Eye rolling over the excessive efforts to stir up panic over black marriage is nothing new. But these two have the expertise -- and, more important, the incentive -- to challenge the very assumptions that drive the discussion. They've looked at the same old data (from the census and American Community Surveys), but through a different lens. It's one that's not set on manufacturing a catastrophic picture of black people and marriage. In fact, they consider it a personal mission to do the opposite.
Toldson and Marks say that the statistics about single black women and "undesirable" black men have been intentionally presented in the worst-possible light. Their work -- they call it "myth busting" -- tells a different story.

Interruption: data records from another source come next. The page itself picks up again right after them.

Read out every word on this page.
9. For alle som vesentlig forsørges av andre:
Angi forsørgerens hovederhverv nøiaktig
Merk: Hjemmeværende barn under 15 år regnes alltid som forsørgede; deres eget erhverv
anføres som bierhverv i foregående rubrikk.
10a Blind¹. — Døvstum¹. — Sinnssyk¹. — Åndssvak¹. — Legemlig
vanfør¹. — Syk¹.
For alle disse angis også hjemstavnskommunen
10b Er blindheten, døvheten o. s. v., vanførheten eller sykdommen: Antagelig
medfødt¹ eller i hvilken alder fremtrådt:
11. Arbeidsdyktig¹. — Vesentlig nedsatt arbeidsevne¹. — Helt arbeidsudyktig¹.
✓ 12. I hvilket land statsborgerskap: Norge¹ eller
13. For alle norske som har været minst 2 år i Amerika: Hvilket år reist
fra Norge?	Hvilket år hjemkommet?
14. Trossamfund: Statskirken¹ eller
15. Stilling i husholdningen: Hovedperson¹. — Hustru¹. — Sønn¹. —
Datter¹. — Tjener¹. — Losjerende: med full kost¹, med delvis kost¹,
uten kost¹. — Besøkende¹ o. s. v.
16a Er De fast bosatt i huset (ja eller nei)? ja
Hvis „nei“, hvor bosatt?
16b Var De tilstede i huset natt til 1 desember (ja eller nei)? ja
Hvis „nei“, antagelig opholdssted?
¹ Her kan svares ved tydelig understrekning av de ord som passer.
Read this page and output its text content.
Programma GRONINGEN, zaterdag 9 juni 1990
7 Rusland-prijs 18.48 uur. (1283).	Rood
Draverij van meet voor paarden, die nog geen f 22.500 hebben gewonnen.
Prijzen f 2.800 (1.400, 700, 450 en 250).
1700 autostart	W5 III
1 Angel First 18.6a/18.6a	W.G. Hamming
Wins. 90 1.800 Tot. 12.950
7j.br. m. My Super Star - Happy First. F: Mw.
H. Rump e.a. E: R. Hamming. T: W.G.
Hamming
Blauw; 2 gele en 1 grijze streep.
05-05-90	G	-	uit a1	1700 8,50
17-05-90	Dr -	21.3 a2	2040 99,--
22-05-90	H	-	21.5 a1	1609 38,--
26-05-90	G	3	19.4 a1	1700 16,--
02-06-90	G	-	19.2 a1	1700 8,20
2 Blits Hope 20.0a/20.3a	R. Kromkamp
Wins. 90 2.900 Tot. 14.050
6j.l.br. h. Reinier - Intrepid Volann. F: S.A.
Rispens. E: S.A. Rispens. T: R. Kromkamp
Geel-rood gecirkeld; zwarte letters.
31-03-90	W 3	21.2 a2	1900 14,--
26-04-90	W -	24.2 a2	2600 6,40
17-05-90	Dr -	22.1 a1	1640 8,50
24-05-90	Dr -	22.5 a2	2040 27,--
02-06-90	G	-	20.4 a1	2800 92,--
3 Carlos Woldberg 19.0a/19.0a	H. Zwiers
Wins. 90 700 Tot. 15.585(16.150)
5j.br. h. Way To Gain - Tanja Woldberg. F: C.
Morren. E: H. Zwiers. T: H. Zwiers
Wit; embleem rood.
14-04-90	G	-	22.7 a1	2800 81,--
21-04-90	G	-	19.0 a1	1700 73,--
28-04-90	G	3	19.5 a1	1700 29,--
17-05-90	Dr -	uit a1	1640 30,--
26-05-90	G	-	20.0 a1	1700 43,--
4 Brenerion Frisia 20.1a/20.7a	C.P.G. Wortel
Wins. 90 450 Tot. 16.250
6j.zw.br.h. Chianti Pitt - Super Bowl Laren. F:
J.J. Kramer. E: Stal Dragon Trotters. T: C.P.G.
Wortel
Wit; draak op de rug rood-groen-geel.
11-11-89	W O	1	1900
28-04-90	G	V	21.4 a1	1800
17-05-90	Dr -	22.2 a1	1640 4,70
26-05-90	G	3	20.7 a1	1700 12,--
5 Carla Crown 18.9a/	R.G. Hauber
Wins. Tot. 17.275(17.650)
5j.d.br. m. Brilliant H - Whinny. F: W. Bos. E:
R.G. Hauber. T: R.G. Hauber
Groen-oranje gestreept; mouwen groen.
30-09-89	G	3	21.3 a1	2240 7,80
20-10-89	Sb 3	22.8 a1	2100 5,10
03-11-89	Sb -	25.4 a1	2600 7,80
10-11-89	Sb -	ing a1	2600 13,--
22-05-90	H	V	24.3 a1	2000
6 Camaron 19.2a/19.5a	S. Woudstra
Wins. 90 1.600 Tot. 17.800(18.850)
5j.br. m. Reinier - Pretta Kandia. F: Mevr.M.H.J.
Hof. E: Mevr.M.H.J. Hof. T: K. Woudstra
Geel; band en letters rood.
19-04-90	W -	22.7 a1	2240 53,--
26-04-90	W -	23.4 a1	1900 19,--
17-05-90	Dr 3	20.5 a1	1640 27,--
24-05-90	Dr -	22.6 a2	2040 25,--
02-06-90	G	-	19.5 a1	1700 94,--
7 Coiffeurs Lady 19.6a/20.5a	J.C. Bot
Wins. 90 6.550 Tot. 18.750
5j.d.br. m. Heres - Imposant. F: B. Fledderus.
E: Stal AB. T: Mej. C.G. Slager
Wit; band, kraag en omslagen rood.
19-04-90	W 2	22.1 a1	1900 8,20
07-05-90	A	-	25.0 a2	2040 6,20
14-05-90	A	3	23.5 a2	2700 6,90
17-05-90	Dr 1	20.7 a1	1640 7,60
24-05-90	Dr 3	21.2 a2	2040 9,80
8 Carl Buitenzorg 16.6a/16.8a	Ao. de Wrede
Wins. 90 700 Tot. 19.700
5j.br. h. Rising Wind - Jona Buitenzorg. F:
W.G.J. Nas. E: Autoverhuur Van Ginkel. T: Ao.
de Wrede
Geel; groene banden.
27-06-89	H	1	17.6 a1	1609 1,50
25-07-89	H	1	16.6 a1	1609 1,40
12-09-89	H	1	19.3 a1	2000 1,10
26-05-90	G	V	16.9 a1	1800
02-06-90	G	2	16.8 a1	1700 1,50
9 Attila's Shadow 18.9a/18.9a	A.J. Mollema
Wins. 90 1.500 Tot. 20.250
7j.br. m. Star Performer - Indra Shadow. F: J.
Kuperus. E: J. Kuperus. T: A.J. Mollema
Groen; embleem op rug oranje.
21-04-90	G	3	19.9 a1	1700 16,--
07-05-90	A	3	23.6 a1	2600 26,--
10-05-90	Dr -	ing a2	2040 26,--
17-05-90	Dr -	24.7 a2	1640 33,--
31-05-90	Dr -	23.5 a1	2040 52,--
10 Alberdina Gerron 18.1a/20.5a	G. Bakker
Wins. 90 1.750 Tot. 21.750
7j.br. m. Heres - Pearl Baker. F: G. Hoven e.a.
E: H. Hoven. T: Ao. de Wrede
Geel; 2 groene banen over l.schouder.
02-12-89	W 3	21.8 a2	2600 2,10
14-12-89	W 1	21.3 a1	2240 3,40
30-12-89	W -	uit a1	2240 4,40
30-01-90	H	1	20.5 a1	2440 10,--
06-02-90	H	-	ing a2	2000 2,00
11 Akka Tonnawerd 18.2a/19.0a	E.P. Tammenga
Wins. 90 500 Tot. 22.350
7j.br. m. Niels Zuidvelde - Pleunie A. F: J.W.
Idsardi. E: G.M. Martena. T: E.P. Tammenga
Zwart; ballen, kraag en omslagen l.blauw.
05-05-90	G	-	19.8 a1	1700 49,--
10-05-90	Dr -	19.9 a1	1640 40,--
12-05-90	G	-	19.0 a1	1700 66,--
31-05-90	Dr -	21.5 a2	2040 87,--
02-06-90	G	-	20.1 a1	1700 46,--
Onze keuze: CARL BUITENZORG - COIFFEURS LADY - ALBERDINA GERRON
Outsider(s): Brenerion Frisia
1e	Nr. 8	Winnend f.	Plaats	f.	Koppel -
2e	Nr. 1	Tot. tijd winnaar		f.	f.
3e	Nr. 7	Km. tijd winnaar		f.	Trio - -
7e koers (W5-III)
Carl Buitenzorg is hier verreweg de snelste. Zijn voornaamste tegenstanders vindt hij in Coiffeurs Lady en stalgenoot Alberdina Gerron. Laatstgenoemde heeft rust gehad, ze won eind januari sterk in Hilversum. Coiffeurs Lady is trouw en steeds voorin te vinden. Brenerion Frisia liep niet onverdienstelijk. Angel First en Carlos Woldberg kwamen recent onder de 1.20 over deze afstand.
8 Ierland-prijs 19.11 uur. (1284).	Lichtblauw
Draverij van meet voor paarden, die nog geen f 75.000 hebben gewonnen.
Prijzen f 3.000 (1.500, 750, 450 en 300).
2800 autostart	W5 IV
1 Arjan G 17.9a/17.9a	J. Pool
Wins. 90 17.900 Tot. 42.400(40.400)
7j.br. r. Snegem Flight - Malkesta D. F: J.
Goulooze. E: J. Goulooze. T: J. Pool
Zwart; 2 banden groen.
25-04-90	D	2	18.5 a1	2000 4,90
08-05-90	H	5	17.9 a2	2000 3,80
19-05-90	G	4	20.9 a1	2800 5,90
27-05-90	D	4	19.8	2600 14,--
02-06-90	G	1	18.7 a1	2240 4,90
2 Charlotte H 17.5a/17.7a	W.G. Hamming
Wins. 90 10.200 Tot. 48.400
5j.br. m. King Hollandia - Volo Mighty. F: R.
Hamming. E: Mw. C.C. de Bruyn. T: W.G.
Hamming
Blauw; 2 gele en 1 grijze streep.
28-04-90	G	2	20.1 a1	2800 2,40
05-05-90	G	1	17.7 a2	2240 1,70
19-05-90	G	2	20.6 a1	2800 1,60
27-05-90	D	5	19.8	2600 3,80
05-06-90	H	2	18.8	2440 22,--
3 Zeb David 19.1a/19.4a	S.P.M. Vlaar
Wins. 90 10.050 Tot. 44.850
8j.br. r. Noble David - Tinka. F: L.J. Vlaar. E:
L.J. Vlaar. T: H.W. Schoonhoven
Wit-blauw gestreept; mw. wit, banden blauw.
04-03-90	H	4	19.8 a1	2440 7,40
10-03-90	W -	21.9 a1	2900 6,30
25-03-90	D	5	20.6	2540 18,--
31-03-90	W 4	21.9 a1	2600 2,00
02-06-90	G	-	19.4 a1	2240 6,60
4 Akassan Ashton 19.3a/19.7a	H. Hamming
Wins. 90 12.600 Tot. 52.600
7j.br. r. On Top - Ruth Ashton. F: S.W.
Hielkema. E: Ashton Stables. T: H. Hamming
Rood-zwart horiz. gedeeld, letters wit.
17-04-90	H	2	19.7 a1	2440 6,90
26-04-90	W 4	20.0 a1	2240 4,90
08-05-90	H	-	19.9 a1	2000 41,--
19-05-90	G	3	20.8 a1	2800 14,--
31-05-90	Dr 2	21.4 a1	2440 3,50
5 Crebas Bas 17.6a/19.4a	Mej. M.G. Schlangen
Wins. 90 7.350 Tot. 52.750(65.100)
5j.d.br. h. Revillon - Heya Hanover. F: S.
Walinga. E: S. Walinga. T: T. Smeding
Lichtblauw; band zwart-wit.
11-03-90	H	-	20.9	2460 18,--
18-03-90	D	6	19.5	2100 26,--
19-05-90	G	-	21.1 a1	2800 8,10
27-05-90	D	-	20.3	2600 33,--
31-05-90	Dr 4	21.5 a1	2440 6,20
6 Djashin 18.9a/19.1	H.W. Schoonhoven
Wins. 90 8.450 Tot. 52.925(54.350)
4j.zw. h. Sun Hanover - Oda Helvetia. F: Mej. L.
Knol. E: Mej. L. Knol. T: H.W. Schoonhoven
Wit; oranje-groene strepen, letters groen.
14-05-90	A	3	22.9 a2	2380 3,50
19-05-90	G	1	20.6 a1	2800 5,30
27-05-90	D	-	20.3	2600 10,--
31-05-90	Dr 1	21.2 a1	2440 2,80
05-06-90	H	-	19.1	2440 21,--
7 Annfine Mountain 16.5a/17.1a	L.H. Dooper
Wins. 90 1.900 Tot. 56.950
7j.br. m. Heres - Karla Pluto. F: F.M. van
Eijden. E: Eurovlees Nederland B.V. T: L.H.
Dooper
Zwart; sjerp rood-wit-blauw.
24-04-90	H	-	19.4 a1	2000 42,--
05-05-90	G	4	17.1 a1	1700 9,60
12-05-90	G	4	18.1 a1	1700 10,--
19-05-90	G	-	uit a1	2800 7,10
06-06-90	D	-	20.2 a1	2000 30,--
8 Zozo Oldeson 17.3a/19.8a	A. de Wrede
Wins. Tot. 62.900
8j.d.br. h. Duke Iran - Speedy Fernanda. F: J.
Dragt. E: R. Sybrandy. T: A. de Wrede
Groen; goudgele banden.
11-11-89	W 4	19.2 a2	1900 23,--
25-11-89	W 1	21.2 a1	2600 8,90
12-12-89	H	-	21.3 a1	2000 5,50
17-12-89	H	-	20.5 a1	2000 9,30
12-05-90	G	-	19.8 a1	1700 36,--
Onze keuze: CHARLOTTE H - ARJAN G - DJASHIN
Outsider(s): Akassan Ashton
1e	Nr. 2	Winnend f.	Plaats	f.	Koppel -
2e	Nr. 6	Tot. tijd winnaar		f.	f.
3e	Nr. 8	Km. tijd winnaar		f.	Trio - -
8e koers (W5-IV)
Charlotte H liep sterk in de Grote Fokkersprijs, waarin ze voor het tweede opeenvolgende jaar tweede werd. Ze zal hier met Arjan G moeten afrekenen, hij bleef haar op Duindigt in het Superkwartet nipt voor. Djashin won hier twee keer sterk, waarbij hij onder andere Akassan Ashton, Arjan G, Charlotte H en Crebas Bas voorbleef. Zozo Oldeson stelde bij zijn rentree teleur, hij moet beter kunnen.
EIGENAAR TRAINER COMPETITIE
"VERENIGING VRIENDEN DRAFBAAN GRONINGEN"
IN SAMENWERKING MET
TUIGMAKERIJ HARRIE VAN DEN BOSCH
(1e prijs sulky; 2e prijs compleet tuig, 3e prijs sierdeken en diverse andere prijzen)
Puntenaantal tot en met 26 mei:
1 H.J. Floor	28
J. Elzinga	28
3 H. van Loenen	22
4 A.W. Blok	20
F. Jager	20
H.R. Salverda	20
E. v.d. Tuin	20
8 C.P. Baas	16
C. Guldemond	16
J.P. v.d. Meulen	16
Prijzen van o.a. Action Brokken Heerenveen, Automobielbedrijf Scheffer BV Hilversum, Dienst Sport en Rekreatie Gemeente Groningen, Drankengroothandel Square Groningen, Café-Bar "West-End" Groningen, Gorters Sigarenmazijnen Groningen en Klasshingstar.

Most black women do get married. The ABC News/Nightline article "Single, Black, Female" presents this stat: "42 percent of U.S. black women have never been married, double the number of white women who have never tied the knot." True, say Toldson and Marks. But their independent analysis of American Community Surveys data from 2000 to 2009 shows that among black women 35 and older, the percentage that have never been married drops to 25 percent, meaning that a solid majority (75 percent) of black women get married before they turn 35.
"The often-cited figure of 42 percent of black women never marrying includes all black women 18 and older," Toldson says. "Raising this age in an analysis eliminates age groups we don't really expect to be married and gives a more accurate estimate of true marriage rates." Same data, but significantly less scary.